Based on its trophic effects on neurons and vascular cells, vascular endothelial
growth factor (
VEGF) is a promising candidate for the treatment of
neurodegenerative diseases. To evaluate the therapeutic potential of
VEGF, we here examined effects of this
growth factor on the degeneration of axotomized retinal ganglion cells (RGCs), which, as CNS-derived neurons, offer themselves in an excellent way to study neuroprotection in vivo. Making use of a transgenic mouse line that constitutively expresses human
VEGF under a
neuron-specific enolase promoter, we show that (1) the
VEGF-transgenic retina overexpresses human
VEGF, (2) RGCs carry the
VEGF receptor-2, and (3) vascular networks in normal and axotomized
VEGF-transgenic (tg) retinas do not differ from control animals. After
axotomy, RGCs of
VEGF-tg mice were protected against delayed degeneration, as compared with wild-type littermates.
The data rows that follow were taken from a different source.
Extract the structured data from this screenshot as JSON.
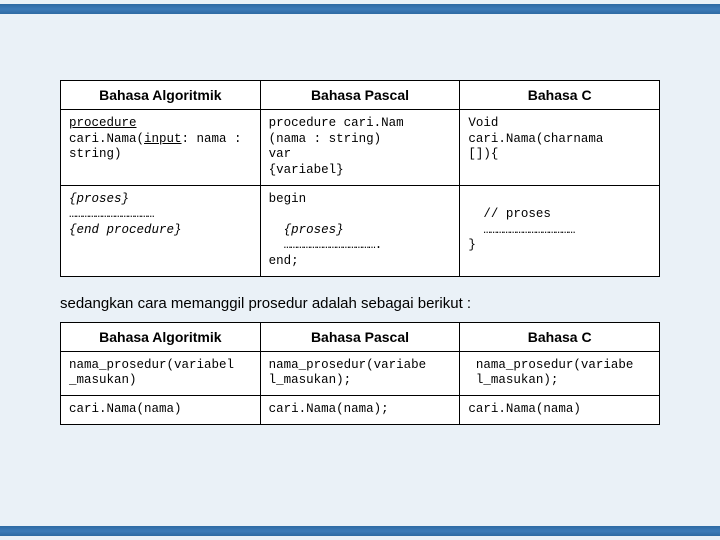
{
  "table1": {
    "headers": [
      "Bahasa Algoritmik",
      "Bahasa Pascal",
      "Bahasa C"
    ],
    "row1": {
      "algo_l1": "procedure",
      "algo_l2a": "cari.Nama(",
      "algo_l2u": "input",
      "algo_l2b": ": nama :",
      "algo_l3": "string)",
      "pascal_l1": "procedure cari.Nam",
      "pascal_l2": "(nama : string)",
      "pascal_l3": "var",
      "pascal_l4": "{variabel}",
      "c_l1": "Void",
      "c_l2": "cari.Nama(charnama",
      "c_l3": "[]){"
    },
    "row2": {
      "algo_l1": "{proses}",
      "algo_dots": "…………………………………",
      "algo_l3": "{end procedure}",
      "pascal_begin": "begin",
      "pascal_l1": "{proses}",
      "pascal_dots": "…………………………………….",
      "pascal_l3": "end;",
      "c_l1": "// proses",
      "c_dots": "……………………………………",
      "c_l3": "}"
    }
  },
  "intertext": "sedangkan cara memanggil prosedur adalah sebagai berikut :",
  "table2": {
    "headers": [
      "Bahasa Algoritmik",
      "Bahasa Pascal",
      "Bahasa C"
    ],
    "row1": {
      "algo_l1": "nama_prosedur(variabel",
      "algo_l2": "_masukan)",
      "pascal_l1": "nama_prosedur(variabe",
      "pascal_l2": "l_masukan);",
      "c_l1": "nama_prosedur(variabe",
      "c_l2": "l_masukan);"
    },
    "row2": {
      "algo": "cari.Nama(nama)",
      "pascal": "cari.Nama(nama);",
      "c": "cari.Nama(nama)"
    }
  }
}
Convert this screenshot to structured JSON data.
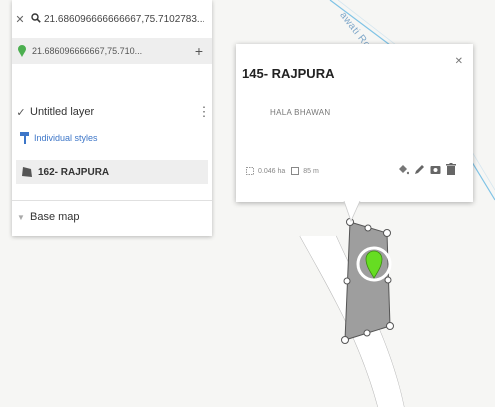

Western blots revealed increased phosphorylated ERK-1/2 and Akt and reduced phosphorylated p38 and activated
caspase-3 levels in axotomized
VEGF-transgenic retinas. Intravitreous
injections of pharmacological ERK-1/2 (
PD98059) or Akt (
LY294002) inhibitors showed that
VEGF exerts neuroprotection by dual activation of ERK-1/2 and Akt pathways. In view that
axotomy-induced RGC death occurs slowly and considering that RGCs are CNS-derived neurons, we predict the clinical implementation of
VEGF in
neurodegenerative diseases of both brain and retina.